Pharmacological properties of progesterone and progestogens
When first produced pharmaceutically, progesterone was ineffective when given orally, as it is metabolised extensively in the gastrointestinal tract by microorganisms and digestive enzymes. Although micronised progesterone results in more efficient absorption from the gastrointestinal tract, large doses need to be given often to obtain therapeutic serum levels. However, natural progesterone is also available in transvaginal or transrectal suppositories and absorption is sufficient for it to be used as the progestogenic component of HRT regimens.
Progestogens are synthetic preparations with progesterone action that were developed to be orally effective. These are divided into the 21-carbon steroids derived from 17-alpha-hydroxyprogesterone and the 19-carbon steroids derived from nortestosterone.
The 21-carbon steroids (for example, medroxyprogesterone acetate and dydrogesterone) simulate the profile of progesterone more closely, especially in their effects on the hypothalamic–pituitary system and on carbohydrate and lipid metabolism. Medroxyprogesterone acetate is probably the most widely used compound in this group. It is used in depot preparations for contraception and in oral form for postmenopausal hormone replacement and treatment of endometriosis and menorrhagia.
Progestogens derived from 19-nortestosterone are subdivided into compounds related to norethisterone (estranes) or to levonorgestrel (gonanes). Norethisterone is widely used in oral contraceptives and has androgenic properties and potent progestational activity. Many related progestogens have since been developed, including norethisterone acetate and etynodiol diacetate. However, all are converted in vivo to norethisterone before they are active. The gonanes are all derived from norgestrol, made from the addition of a methyl group to norethisterone. Norgestimate is a prodrug, which is metabolised in two steps to the active levonorgestrel. Gestodene and desogestrel are closely related gonanes developed for use in the contraceptive pill and in HRT. An active intermediate metabolite of this conversion, levonorgestrel oxime, is a component of the weekly contraceptive patch. Drospirenone, a new progestogen for oral contraception, is chemically related to spironolactone and demonstrates potent progestational activity, together with antimineral corticoid and antiandrogenic properties.
Routes of administration of progestogens
A progestogen-containing intrauterine device (the intrauterine system containing levonorgestrel), subcutaneous pellets, transdermal cream, transdermal patch, vaginal suppositories and intramuscular injection of progesterone are all delivery systems in use, although oral administration remains the most common mode of delivery. For HRT, progestogens are added in either a cyclic or continuous fashion to prevent endometrial hyperplasia and endometrial cancer. This is usually accomplished using the oral route, the transdermal patch or the progestogen-containing intrauterine system.

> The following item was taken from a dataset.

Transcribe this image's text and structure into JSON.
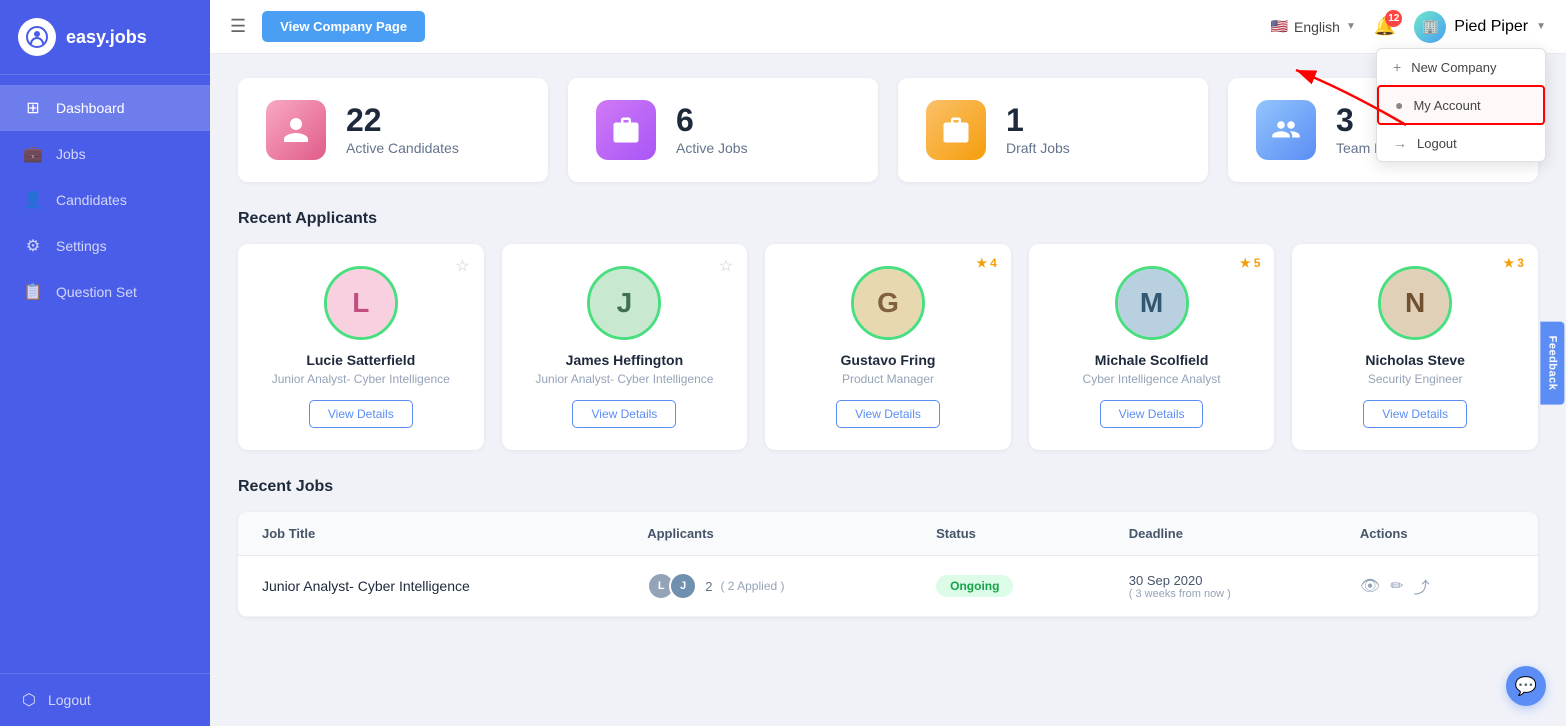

Adverse effects of progestogens
Common symptoms of progestogens include weight gain, acne, fluid retention, headaches and breast tenderness. Sedation and mood changes reflect progestogenic effects on the central nervous system and may be related to progestogen binding to a membrane receptor of gamma aminobutyric acid in the central nervous system, which is the same receptor site for benzodiazepines and barbiturates.
Many progestogens (particularly 19-carbon compounds) when used alone cause androgenic effects such as acne and hirsutism owing to their similarity to testosterone. However, when combined with ethinyl estradiol in oral contraceptives, the suppression of ovarian androgens and the beneficial effect on SHBG induces an overall antiandrogenic effect in most women. Drospirenone, given its similarity to spironolactone, may be associated with less bloating and weight gain.